Agencias.- Cualquier persona sana que inhala el aire expirado por un fumador infectado con COVID-19 corre el riesgo de ser contagiado, alertan varios especialistas.
El mal hábito del cigarrillo afecta al organismo reduciendo las defensas y el sistema respiratorio, subrayan los médicos, es la parte del cuerpo principalmente atacada por el virus.
El mensaje va dirigido tanto a los fumadores de tabaco como a aquellos que tienen la costumbre de “vapear”.
“También los efectos del cigarrillo electrónico impiden a los pulmones rechazar las infecciones. Cuando los pulmones están expuestos a una gripe u otra infección, los efectos adversos para los fumadores son mucho más serios que para el resto”, explicó Stanton Glantz, miembro del Centro de Investigación y Educación para el Control del Tabaquismo de la Universidad de California.

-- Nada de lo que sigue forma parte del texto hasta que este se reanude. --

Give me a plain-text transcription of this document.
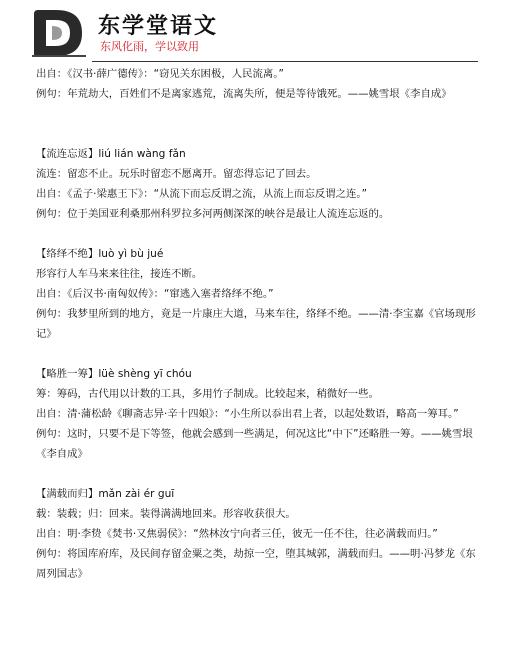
东学堂语文
东风化雨，学以致用
出自：《汉书·薛广德传》：“窃见关东困极，人民流离。”
例句：年荒劫大，百姓们不是离家逃荒，流离失所，便是等待饿死。——姚雪垠《李自成》
【流连忘返】liú lián wàng fǎn
流连：留恋不止。玩乐时留恋不愿离开。留恋得忘记了回去。
出自：《孟子·梁惠王下》：“从流下而忘反谓之流，从流上而忘反谓之连。”
例句：位于美国亚利桑那州科罗拉多河两侧深深的峡谷是最让人流连忘返的。
【络绎不绝】luò yì bù jué
形容行人车马来来往往，接连不断。
出自：《后汉书·南匈奴传》：“窜逃入塞者络绎不绝。”
例句：我梦里所到的地方，竟是一片康庄大道，马来车往，络绎不绝。——清·李宝嘉《官场现形记》
【略胜一筹】lüè shèng yī chóu
筹：筹码，古代用以计数的工具，多用竹子制成。比较起来，稍微好一些。
出自：清·蒲松龄《聊斋志异·辛十四娘》：“小生所以忝出君上者，以起处数语，略高一筹耳。”
例句：这时，只要不是下等签，他就会感到一些满足，何况这比“中下”还略胜一筹。——姚雪垠《李自成》
【满载而归】mǎn zài ér guī
载：装载；归：回来。装得满满地回来。形容收获很大。
出自：明·李贽《焚书·又焦弱侯》：“然林汝宁向者三任，彼无一任不往，往必满载而归。”
例句：将国库府库，及民间存留金粟之类，劫掠一空，堕其城郭，满载而归。——明·冯梦龙《东周列国志》
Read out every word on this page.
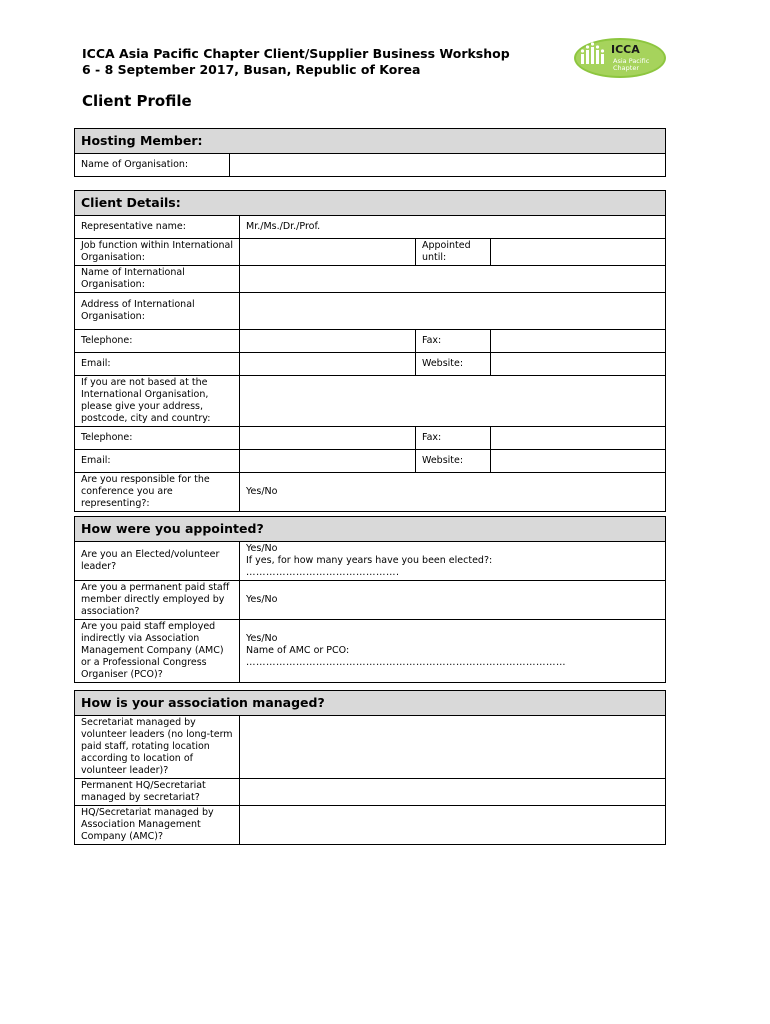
ICCA Asia Pacific Chapter Client/Supplier Business Workshop
6 - 8 September 2017, Busan, Republic of Korea
ICCA
Asia Pacific
Chapter
Client Profile
Hosting Member:
Name of Organisation:	
Client Details:			
Representative name:	Mr./Ms./Dr./Prof.		
Job function within International Organisation:		Appointed until:	
Name of International Organisation:			
Address of International Organisation:			
Telephone:		Fax:	
Email:		Website:	
If you are not based at the International Organisation, please give your address, postcode, city and country:			
Telephone:		Fax:	
Email:		Website:	
Are you responsible for the conference you are representing?:	Yes/No		
How were you appointed?	
Are you an Elected/volunteer leader?	Yes/No
If yes, for how many years have you been elected?:
……………………………………….

Are you a permanent paid staff member directly employed by association?	Yes/No
Are you paid staff employed indirectly via Association Management Company (AMC) or a Professional Congress Organiser (PCO)?	Yes/No
Name of AMC or PCO:
……………………………………………………………………………………
How is your association managed?	
Secretariat managed by volunteer leaders (no long-term paid staff, rotating location according to location of volunteer leader)?	
Permanent HQ/Secretariat managed by secretariat?	
HQ/Secretariat managed by Association Management Company (AMC)?	
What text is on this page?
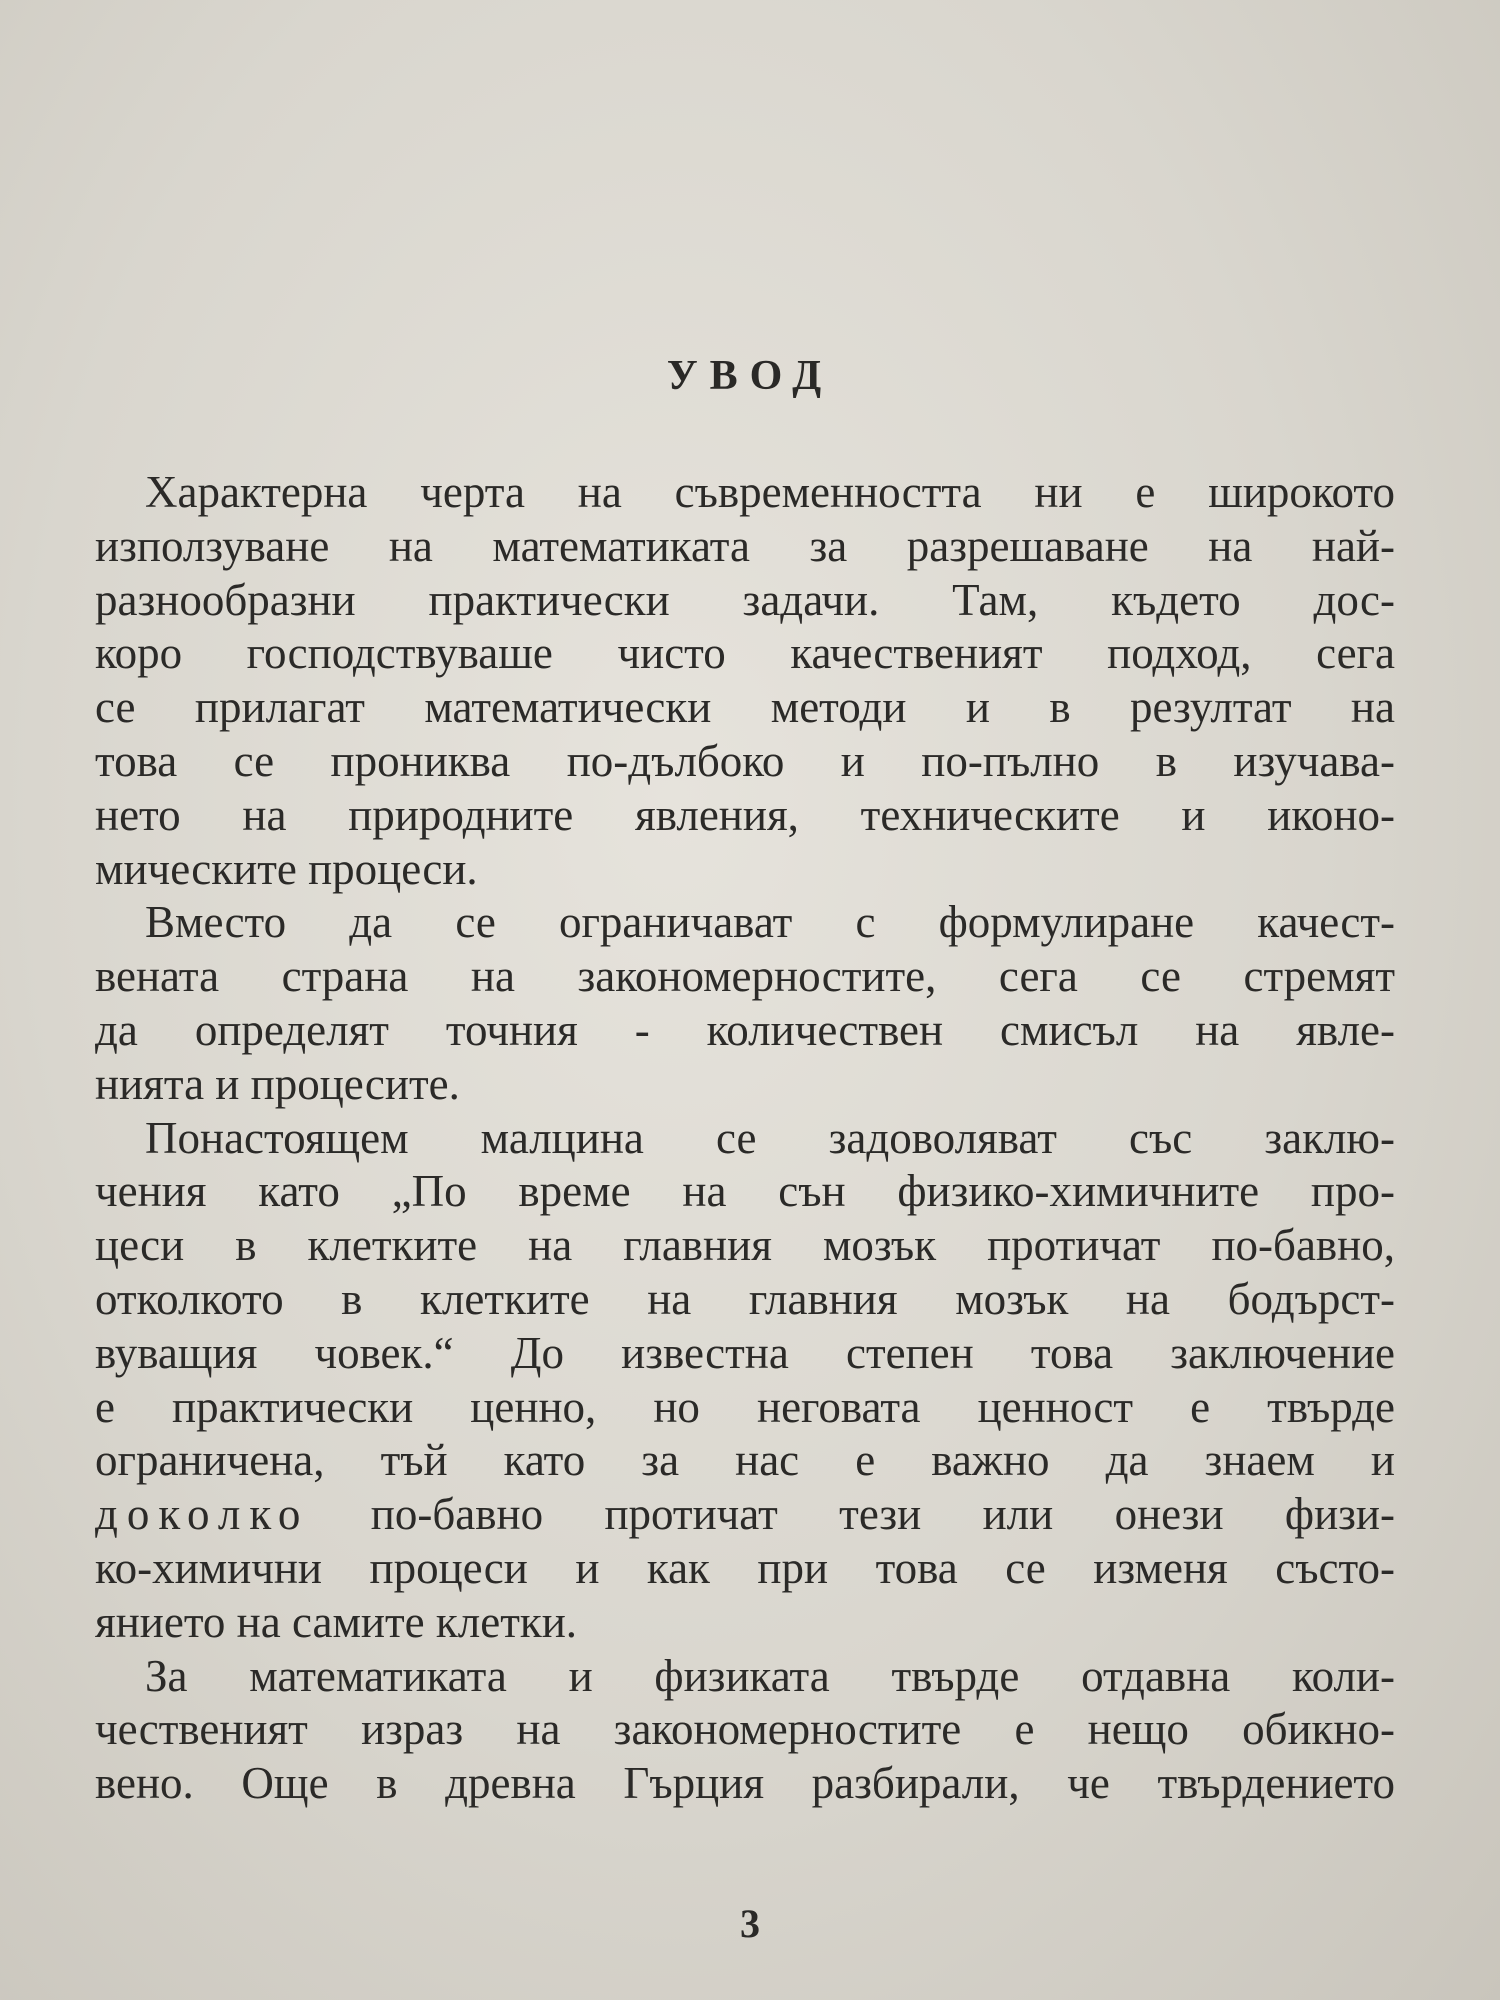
УВОД

Характерна черта на съвременността ни е широкото
използуване на математиката за разрешаване на най-
разнообразни практически задачи. Там, където дос-
коро господствуваше чисто качественият подход, сега
се прилагат математически методи и в резултат на
това се прониква по-дълбоко и по-пълно в изучава-
нето на природните явления, техническите и иконо-
мическите процеси.

Вместо да се ограничават с формулиране качест-
вената страна на закономерностите, сега се стремят
да определят точния - количествен смисъл на явле-
нията и процесите.

Понастоящем малцина се задоволяват със заклю-
чения като „По време на сън физико-химичните про-
цеси в клетките на главния мозък протичат по-бавно,
отколкото в клетките на главния мозък на бодърст-
вуващия човек.“ До известна степен това заключение
е практически ценно, но неговата ценност е твърде
ограничена, тъй като за нас е важно да знаем и
доколко по-бавно протичат тези или онези физи-
ко-химични процеси и как при това се изменя състо-
янието на самите клетки.

За математиката и физиката твърде отдавна коли-
чественият израз на закономерностите е нещо обикно-
вено. Още в древна Гърция разбирали, че твърдението

3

Por su parte, Serge Smadja, secretario general del servicio de emergencias médicas de Francia SOS Médecins, confirmó la existencia de un riesgo latente, ya que “lo que sale a través del humo del cigarrillo desde el aparato respiratorio del paciente infectado de coronavirus es lanzado a las vías respiratorias de la persona que está enfrente”.
De todos modos, agregó el experto, el tabaco en sí mismo ya es un factor de riesgo.